MIT developed a self-correction system for software

CodePhage is a system developed at Massachusetts Institute of Technology (MIT) with the ability to automatically correct errors on software by borrowing data from other programs from different programming languages ​​without access. Go to their source code, then manually translate the language of the receiving and inserting software to fix the error.

System to fix errors for software by "learning" from other software

This is a great thing for programmers, helping them save thousands of hours of programming, fixing bugs, and creating more stable software.

Errors are always an indispensable part of programmers' lives . Fixing errors can be implemented depending on the extent and some errors only need a few lines of code to be fixable, but determining exactly which error at the command line is an extremely time-consuming process. and boredom, especially for big projects. Now, the software system developed by MIT can solve this and it can do more.

With CodePhage , the system can fix existing errors on its part by checking input variables, then quickly expanding itself to fix more types of errors. More notably, according to researcher Stelios Sidiroglou-Douskos at MIT, the software has the ability to actively translate and code (called "horizontal code transplant", a similar process in genetics) without must access the source code and through different programming languages. Instead, it will "learn" how to fix errors by directly analyzing the files.

How does the system work?

For example, you are writing a simple computer program, asking the user to enter 2 numbers and the output is the trade between the 1st and 2nd numbers. Suppose in the code, you forgot to check that the second number must be different from zero (division by 0 is meaningless). Meanwhile, CodePhage will start with the application (with errors) and 2 inputs, 1 without errors (safe input) and 1 with an error called (unsafe input). By using a very large database to find and read both input correctly, the system will find a "large repository" for a function for the division to be performed "an full ".

Sidiroglou-Douskos said: "We have tons of source code on huge open source databases, millions of projects and many projects that perform similar functions. Even without core functionality. of the program, they also have extra details to share the major project functions. "

The system will differentiate between the " for " program (software to borrow error correction methods) and the receiving software (software with errors that the system wants to fix). The first step is to provide secure input data into the "for" code and automatically monitor the constraints being applied to the input variables. Then, the software will do the same with the second " insecure " second input and compare the two constraint condition sets. Divergence points are defined as conditions that fit the safety input but do not appear on insecure variables, and then the system will understand that the receiving code may be missing the security check function in place. This feature.

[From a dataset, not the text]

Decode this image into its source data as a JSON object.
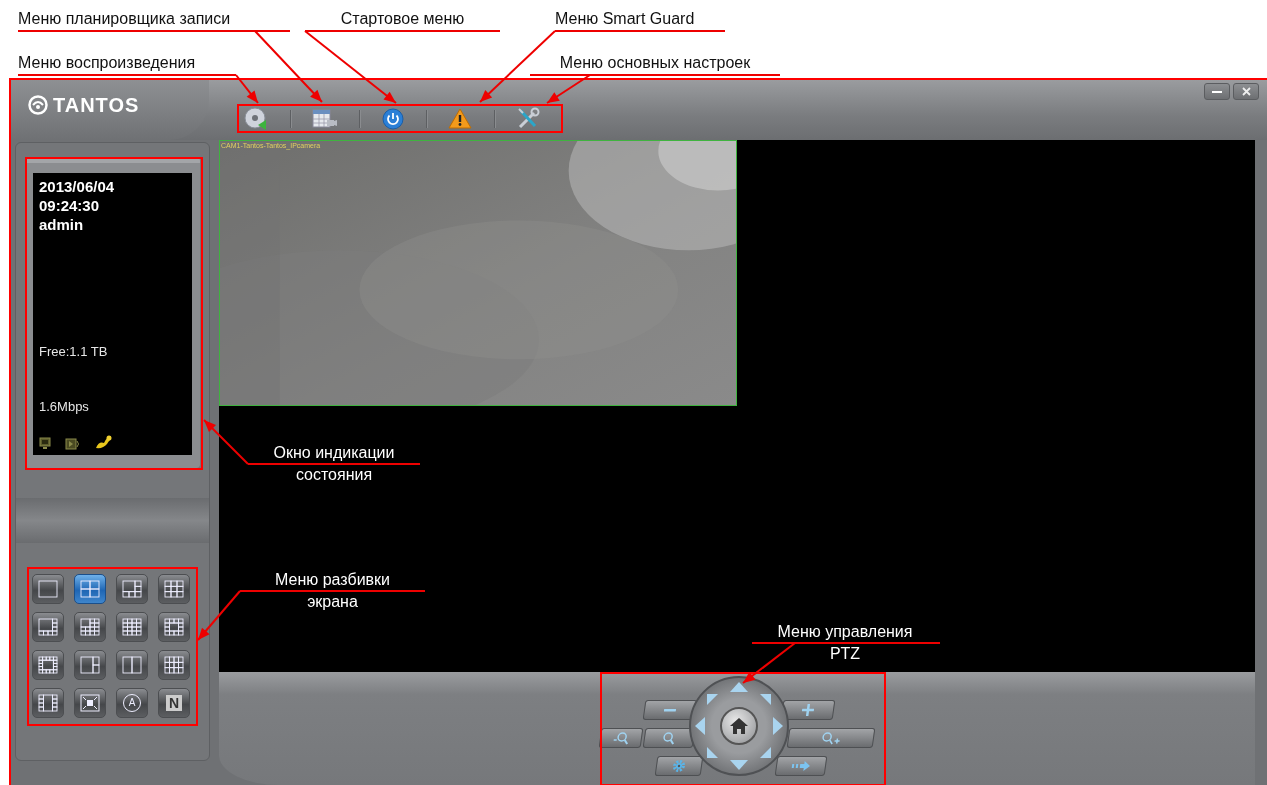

Going back to the example above, the safe input is the division with a pattern other than zero, and the unsafe input is the division pattern with 0. The MIT system will automatically detect that condition " a division then the denominator must be different from 0 "- this is consistent with the condition of the safe input, but does not match the insecure input, so there should be a specific check on this condition in the receiving code, equal to There may not be an error.

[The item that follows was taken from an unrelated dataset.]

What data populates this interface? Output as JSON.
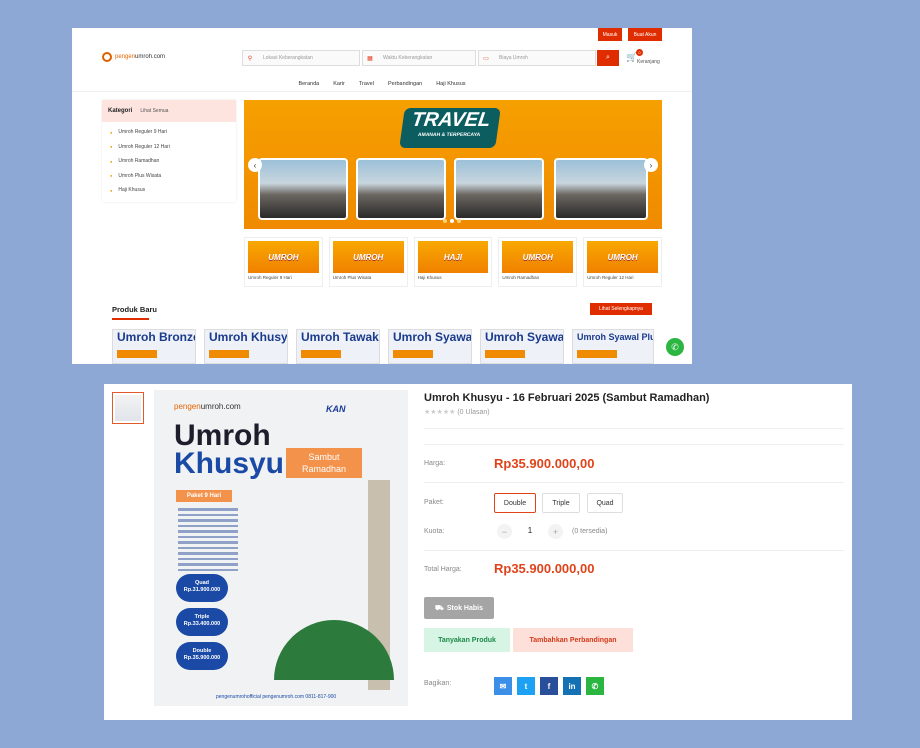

Realizing that, CodePhage takes all the difference between the input test code in the given software and translates them into the receiving software's programming language. After that, the system continues to try to insert the newly translated code into the code of the receiving software until the unsafe input is handled correctly (and the software still works as expected when checking again test suite)

Professor Martin Rinard, who joined the development team, said: "The long-term vision of the project is that you never need to write short codes written by other people before. The system will find the code you need. set and automatically insert with other segments you need to operate as desired. " He said that this system could help programmers reduce the time and effort for checking input data. Instead, they will use this system to automatically transfer more powerful input check tools from a huge database, including proprietary applications with closed source code.

According to the research team, in modern commercial software , the safety inspection code accounts for 80%. Therefore, the impact of the system to fix errors in terms of time and effort is quite significant. Furthermore, the current system only limits the analysis of test variables, but they say that the same technique can also be used to track, extract and insert any functional code. Other, as long as the system can determine the exact values ​​assigned to the variable in the software for.

In addition, the MIT system can also use test switching between different versions of the same application, supporting the release of how to patch and update applications when errors arise. When testing on 7 open source programs , the team found CodePhage could patch holes at any time and took only 10 minutes to fix an error. In future versions, the group hopes this time will be reduced as quickly as possible. If you are interested in this system, you can read its full report at the following free link (link).